Боль в животе усиливалась. Подумал: «Нет – на раннюю не поеду… Праздник… Поздняя пышнее, красивее…» Включил чайник.
Навёл чаю со сгущёнкой, попил с постными пряниками… Боль отпускала… Лёг, закрыл глаза… на ум пришло вчерашнее чтение: «…Господи, и Пушкин был масоном… свобода, братство, равенство… «Мой друг, отчизне посвятим / Души прекрасные порывы…»… Отчизна… семья… брак… Бог… враг… друг… подруга… Развития уж нет, мы топчемся на месте… Господи помилуй… ничего не понимаю…»
- Ты в храм-то поедешь? – услышал сквозь дрёму голос жены.
- Который час?
- Без четверти восемь…
- Поеду. А ты?
- Мне нельзя…
Утро было туманным и сырым. Молился на ходу, в троллейбусе, в метро… И всё не давала покоя эта «лучезарная дельта»… «Вольные каменщики… свобода, братство, равенство… грандиозные проекты… новые технологии… сегодня лучше, чем вчера… Сегодня лучше, чем вчера? А экология, а катастрофы, а кризисы… А может и ничего страшного – ведь ничего толком не знаем…»
Народу в храме было много. Пели хорошо. Все священники были: и настоятель отец Александр, и отец Валентин, и отец Максим, и отец Павел, и отец Феодор, и отец Михаил… и все диаконы были… Но Пыряева опять и опять мучили эти мысли, и живот опять ныл. К тому же, все люди пришли с ветками вербы, а он упустил этот момент – просто забыл…
Настроение совсем испортилось. Он смотрел по сторонам – нет ли кого знакомых, чтобы хоть веточку попросить… Нет – знакомых не было…
- С праздником. Причащались? – спросил отец Максим, подавая для целования крест.
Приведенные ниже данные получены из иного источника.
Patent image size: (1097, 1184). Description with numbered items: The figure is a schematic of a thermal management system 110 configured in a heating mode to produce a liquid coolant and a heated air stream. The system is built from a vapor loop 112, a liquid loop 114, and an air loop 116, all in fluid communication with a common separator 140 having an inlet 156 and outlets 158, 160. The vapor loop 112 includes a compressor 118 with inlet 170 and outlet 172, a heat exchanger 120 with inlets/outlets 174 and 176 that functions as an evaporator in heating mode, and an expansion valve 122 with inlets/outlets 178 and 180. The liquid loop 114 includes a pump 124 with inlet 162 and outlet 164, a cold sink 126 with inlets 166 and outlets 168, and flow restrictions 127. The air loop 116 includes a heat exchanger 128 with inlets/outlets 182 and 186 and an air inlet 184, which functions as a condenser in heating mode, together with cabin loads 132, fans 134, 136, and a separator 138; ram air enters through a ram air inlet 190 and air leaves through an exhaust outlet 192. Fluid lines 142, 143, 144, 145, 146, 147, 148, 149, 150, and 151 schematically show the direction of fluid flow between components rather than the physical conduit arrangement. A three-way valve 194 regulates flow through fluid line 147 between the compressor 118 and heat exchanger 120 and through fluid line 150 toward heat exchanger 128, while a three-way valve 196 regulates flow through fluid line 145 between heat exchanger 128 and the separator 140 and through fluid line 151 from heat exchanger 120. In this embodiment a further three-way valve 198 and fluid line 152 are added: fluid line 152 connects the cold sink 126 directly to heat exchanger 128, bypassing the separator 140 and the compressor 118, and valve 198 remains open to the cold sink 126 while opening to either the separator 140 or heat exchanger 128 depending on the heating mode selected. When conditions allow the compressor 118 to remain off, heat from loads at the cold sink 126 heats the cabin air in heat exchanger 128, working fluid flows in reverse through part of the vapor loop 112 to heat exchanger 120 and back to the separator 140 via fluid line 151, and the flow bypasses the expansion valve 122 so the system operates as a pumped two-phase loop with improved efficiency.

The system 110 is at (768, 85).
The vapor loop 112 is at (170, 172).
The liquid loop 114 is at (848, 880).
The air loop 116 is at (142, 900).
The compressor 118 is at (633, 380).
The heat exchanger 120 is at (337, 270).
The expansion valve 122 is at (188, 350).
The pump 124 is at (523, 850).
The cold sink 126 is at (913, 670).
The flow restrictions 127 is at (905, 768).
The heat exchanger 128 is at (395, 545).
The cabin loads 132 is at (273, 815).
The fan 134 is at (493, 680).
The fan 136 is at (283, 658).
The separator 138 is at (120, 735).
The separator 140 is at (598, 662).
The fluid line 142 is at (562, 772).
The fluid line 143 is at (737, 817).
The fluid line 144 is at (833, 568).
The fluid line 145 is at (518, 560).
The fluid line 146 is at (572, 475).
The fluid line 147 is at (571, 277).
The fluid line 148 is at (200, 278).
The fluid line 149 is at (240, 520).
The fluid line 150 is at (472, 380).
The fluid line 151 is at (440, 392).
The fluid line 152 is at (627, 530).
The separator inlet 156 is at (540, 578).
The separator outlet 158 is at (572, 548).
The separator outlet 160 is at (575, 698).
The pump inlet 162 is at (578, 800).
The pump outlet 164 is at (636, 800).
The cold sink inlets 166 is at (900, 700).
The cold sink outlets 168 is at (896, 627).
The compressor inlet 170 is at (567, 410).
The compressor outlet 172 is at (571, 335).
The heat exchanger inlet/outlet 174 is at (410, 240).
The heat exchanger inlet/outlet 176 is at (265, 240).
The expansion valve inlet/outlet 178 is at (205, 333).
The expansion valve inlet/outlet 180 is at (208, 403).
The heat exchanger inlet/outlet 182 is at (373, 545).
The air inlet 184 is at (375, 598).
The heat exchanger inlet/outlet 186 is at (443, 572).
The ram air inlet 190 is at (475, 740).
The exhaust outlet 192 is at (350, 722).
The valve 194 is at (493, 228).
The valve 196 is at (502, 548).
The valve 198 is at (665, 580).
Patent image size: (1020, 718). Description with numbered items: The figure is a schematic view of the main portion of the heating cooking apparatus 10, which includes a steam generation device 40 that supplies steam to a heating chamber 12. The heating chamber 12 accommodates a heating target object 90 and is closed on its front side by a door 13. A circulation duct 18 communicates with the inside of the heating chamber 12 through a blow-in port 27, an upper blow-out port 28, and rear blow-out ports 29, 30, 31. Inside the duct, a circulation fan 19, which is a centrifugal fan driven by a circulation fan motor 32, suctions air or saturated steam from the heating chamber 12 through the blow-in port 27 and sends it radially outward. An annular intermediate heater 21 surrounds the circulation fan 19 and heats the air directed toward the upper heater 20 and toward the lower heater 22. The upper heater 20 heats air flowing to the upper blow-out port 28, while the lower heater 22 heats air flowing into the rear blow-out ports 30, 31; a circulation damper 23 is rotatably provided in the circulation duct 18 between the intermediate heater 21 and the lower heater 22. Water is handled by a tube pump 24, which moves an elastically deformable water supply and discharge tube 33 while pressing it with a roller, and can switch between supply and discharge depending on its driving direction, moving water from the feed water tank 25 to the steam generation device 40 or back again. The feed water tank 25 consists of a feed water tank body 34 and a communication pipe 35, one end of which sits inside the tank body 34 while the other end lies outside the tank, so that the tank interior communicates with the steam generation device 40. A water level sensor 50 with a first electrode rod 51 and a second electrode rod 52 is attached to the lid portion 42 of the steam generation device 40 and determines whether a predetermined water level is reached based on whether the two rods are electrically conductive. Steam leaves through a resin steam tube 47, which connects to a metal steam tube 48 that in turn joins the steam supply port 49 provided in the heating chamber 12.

- Нет. – опуская глаза, признался Пыряев.
- Готовьтесь на Пасху.
- Да-да… на Пасху обязательно… - ему хотелось поговорить с батюшкой о масонстве, но было ясно, что сейчас не получится…
Когда стали освящать вербы он протиснулся поближе к святой воде… Сначала всего несколько капель попало на голову, одна на щёку… потом ещё, ещё… потом он подставился прямо под кропило… и тут уж почувствовал обилие благодати…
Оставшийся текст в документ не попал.